The Association of British Insurers had intervened in the case to ask the court to reconsider its original decision, which it claimed would cost the industry around £300m in extra costs.
Lord chief justice Lord Judge stated that the uplift had originally been proposed by Sir Rupert Jackson as part of a ‘balanced package of reforms’ and had warned against unpicking this package.
The judgment said: ‘The primary purpose of the 10% increase in damages would be to compensate successful claimants, as a class, for being deprived of the right which they had enjoyed since 2000 to recover success fees from defendants, in cases where a claimant was funding the legal costs of pursuing his or her claim by a CFA.’
It added that accepting the ABI’s argument would be likely to lead to fewer procedural problems, particularly if a Part 36 offer was sufficient at the time it was made but insufficient after 1 April.
The court did reject the ABI’s contention that all ‘conventional’ claimants and self-represented litigants should also not receive the 10% if the case begins before 1 April.
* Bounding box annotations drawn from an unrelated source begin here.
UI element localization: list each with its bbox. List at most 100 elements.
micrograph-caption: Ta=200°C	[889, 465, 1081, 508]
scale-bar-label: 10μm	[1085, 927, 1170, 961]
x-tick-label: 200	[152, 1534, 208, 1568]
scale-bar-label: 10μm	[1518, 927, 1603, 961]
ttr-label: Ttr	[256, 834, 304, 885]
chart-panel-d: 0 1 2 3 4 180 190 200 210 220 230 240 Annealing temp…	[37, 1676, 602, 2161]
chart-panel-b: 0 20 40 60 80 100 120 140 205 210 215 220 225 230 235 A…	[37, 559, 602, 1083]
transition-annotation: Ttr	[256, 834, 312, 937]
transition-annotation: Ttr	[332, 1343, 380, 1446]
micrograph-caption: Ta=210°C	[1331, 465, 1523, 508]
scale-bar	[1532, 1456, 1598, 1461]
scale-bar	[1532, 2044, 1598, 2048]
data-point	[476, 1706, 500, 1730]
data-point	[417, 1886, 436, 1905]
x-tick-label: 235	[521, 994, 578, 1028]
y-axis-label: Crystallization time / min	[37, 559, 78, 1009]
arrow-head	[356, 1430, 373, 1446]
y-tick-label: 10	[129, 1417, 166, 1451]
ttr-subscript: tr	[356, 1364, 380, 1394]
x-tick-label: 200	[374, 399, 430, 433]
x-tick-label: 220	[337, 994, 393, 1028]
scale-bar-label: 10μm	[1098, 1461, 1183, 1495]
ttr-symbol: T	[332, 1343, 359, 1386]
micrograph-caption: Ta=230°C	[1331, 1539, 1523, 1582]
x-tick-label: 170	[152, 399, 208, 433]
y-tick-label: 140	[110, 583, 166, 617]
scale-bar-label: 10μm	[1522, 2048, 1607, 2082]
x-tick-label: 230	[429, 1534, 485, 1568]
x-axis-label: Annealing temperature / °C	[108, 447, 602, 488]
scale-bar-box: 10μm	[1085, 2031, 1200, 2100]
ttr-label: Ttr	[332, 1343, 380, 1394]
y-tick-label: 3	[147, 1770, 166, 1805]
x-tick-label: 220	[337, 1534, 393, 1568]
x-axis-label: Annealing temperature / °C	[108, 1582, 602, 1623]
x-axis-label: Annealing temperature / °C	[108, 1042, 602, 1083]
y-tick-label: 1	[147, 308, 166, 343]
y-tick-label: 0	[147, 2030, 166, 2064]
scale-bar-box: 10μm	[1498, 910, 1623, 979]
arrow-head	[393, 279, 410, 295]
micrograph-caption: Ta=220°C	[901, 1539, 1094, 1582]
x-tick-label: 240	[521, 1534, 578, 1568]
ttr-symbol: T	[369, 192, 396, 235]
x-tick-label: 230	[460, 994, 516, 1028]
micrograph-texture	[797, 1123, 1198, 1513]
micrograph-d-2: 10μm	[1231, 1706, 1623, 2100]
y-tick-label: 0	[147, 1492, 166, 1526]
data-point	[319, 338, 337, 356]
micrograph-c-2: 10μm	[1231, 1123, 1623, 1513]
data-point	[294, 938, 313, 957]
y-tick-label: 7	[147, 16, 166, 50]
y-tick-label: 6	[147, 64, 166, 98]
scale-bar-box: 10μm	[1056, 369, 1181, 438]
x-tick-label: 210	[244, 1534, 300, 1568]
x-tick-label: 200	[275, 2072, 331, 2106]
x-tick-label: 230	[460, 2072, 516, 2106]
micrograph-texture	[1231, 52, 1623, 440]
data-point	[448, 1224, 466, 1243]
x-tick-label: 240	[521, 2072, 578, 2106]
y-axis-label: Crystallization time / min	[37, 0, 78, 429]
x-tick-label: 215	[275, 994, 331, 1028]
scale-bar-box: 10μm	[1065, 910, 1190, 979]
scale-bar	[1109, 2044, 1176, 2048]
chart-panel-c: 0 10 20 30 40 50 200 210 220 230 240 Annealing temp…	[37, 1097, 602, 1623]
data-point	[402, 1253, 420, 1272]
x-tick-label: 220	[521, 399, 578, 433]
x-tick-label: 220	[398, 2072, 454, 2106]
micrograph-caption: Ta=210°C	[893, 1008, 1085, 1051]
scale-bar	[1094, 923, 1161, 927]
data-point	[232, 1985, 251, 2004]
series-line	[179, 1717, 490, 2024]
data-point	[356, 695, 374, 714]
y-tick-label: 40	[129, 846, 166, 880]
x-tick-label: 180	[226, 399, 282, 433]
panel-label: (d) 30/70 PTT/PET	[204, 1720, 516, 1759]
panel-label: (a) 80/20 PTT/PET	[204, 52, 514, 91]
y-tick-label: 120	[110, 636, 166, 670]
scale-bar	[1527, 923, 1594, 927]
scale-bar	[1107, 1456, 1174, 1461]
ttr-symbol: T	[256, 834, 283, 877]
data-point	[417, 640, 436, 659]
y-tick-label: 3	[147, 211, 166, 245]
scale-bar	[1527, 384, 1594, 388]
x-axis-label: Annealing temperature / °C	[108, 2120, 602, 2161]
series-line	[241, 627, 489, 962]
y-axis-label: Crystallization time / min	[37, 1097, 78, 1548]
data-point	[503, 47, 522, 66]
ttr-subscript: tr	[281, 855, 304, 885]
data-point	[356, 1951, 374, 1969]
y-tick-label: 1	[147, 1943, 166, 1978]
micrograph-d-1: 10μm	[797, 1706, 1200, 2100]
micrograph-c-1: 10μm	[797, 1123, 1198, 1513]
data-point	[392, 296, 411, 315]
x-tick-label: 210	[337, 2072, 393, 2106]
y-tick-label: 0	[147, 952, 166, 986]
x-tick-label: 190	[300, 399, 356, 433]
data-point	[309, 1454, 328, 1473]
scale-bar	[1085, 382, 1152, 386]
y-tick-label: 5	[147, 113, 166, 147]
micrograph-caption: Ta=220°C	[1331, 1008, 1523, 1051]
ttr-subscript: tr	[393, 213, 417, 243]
This was because they are not likely to be any worse off as a result of changes to the CFA after 1 April, so the logic underpinning the ABI’s argument was not present.
James Dalton, the ABI’s assistant director of motor and liability, said: ‘The insurance industry had taken this action to reduce unnecessary costs being passed onto honest motorists.
‘Today’s decision by the Court of Appeal means that insurers will not be forced to pass on about £300m in increased costs to the premium paying public, which represents around £13 per motor insurance policy. We have won a battle against unnecessary costs but not the war.’
The Association of Personal Injury Lawyers, which had contested the ABI appeal, said the ruling would ‘introduce unfairness where before there was an even playing field’.
APIL president Karl Tonks said: ‘It could easily mean that two claimants leaving court on the same day, with the same injuries, will receive different damages just because of the date on which they signed their funding agreement.’